Parlamento tcheco inicia amanhã escolha de novo presidente

13/01/2003 10h55 – Atualizado em 13/01/2003 10h55

O Parlamento tcheco se reúne amanhã para tentar eleger para o cargo de presidente o sucessor do ex-dissidente Vaclav Havel, mas o resultado da eleição continua incerto por falta de um favorito que seja indiscutível.

O presidente da República Tcheca está longe de ter os poderes de outros dirigentes, mas Havel parece ter dado à sua função uma autoridade confirmada, graças à sua visão européia e seu prestígio de combatente pela liberdade.

Depois de 13 anos na Presidência, Havel não pôde tentar a reeleição. A Constituição tcheca, adotada no momento da separação da Tchecoslováquia em 1993, limita a dois os mandatos presidenciais de cinco anos, quando estes são consecutivos.

Havel chegou à Presidência no final de 1989, somente alguns meses depois de ter sido libertado da prisão, onde foi colocado devido a suas opiniões.

Democracia estritamente parlamentar, a República Tcheca não elege seu presidente por sufrágio universal -são as duas Casas do Parlamento, em sessão conjunta, que designam o próximo governante.

Segundo as pesquisas, o favorito da opinião é o ex-primeiro-ministro liberal Vaclav Klaus, 61, outra personalidade carismática da época pós-comunista que organizou a passagem do país para a economia de mercado.

Apesar disso, os analistas duvidam de suas chances de ganhar. Com o correr dos anos, Klaus e seu tom incisivo lhe garantiram muitos inimigos, começando pelo próprio Havel.

O partido que fundou em 1991, o ODS (Partido Democrático Cívico), dispõe de militantes importantes, mas não tem maioria nem no Senado nem na Câmara.

A coalizão de centro-esquerda do primeiro-ministro Vladimir Spidla, que só tem uma voz de maioria na Câmara e que é minoritária no Senado, não conseguiu designar candidato comum.

O partido social-democrata, dirigido por Spidla, está concorrendo com Jaroslav Bures, um ex-ministro da Justiça. Bures é criticado por ter sido membro do Partido Comunista de 1986 a 1989, pouco antes da queda do regime.

Os comunistas, que ainda têm importante eleitorado (mais de 18% nas últimas legislativas de junho), estão com candidato próprio, um ex-procurador militar de 56 anos, Miroslav Krizenecky, que não tem nenhuma chance.

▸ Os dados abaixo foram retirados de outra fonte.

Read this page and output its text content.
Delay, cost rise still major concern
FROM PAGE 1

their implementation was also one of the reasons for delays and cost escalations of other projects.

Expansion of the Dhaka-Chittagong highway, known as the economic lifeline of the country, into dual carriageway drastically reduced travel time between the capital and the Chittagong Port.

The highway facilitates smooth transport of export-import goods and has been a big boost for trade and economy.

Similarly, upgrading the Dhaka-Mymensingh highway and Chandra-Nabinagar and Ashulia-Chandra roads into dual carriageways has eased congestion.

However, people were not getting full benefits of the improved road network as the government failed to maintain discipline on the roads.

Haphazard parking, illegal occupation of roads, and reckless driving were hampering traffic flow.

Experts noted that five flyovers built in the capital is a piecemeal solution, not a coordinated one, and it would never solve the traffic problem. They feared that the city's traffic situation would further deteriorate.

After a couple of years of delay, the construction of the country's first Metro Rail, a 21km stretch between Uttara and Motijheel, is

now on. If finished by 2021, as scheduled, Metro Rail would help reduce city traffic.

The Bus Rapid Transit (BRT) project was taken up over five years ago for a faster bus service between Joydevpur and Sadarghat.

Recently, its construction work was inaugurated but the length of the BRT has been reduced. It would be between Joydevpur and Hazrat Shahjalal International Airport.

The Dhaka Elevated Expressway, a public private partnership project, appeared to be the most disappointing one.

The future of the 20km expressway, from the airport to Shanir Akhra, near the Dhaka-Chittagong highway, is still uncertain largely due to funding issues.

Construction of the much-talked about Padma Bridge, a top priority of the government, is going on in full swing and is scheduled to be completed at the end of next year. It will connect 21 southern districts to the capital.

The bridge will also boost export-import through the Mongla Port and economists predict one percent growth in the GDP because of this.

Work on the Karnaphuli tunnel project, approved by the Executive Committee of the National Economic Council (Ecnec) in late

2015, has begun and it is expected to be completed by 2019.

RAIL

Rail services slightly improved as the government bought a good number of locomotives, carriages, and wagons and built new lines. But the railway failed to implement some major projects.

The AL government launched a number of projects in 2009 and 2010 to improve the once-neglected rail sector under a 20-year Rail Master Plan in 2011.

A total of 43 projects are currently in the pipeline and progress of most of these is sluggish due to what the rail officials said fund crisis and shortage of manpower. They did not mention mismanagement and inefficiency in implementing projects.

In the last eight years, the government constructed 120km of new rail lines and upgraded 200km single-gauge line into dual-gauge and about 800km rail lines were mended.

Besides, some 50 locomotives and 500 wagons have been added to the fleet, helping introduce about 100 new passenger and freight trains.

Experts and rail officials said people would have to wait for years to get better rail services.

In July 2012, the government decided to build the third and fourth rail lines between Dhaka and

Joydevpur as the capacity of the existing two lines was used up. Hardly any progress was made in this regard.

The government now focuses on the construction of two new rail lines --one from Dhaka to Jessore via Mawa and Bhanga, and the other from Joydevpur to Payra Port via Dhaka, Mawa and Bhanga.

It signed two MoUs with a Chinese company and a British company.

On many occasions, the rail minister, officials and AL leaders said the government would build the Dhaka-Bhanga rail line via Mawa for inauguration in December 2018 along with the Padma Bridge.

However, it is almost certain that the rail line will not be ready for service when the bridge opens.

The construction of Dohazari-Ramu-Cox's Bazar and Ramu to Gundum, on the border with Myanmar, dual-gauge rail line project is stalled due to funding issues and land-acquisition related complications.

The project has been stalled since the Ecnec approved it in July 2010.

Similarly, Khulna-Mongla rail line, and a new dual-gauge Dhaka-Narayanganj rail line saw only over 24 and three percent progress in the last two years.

Um quarto candidato de centro, Petr Pithart, 62, atualmente presidente do Senado, pode representar um compromisso tanto para a direita como para a esquerda e, segundo um banqueiro de Praga que conhece bem os círculos do poder, “suas ações sobem”.

Qualquer que seja a surpresa do resultado, é pouco provável que alguém seja eleito no primeiro turno, pois para isso é necessário maioria absoluta das duas Casas do Parlamento. Caso não haja resultado no segundo ou terceiro turno, será necessário organizar uma nova eleição.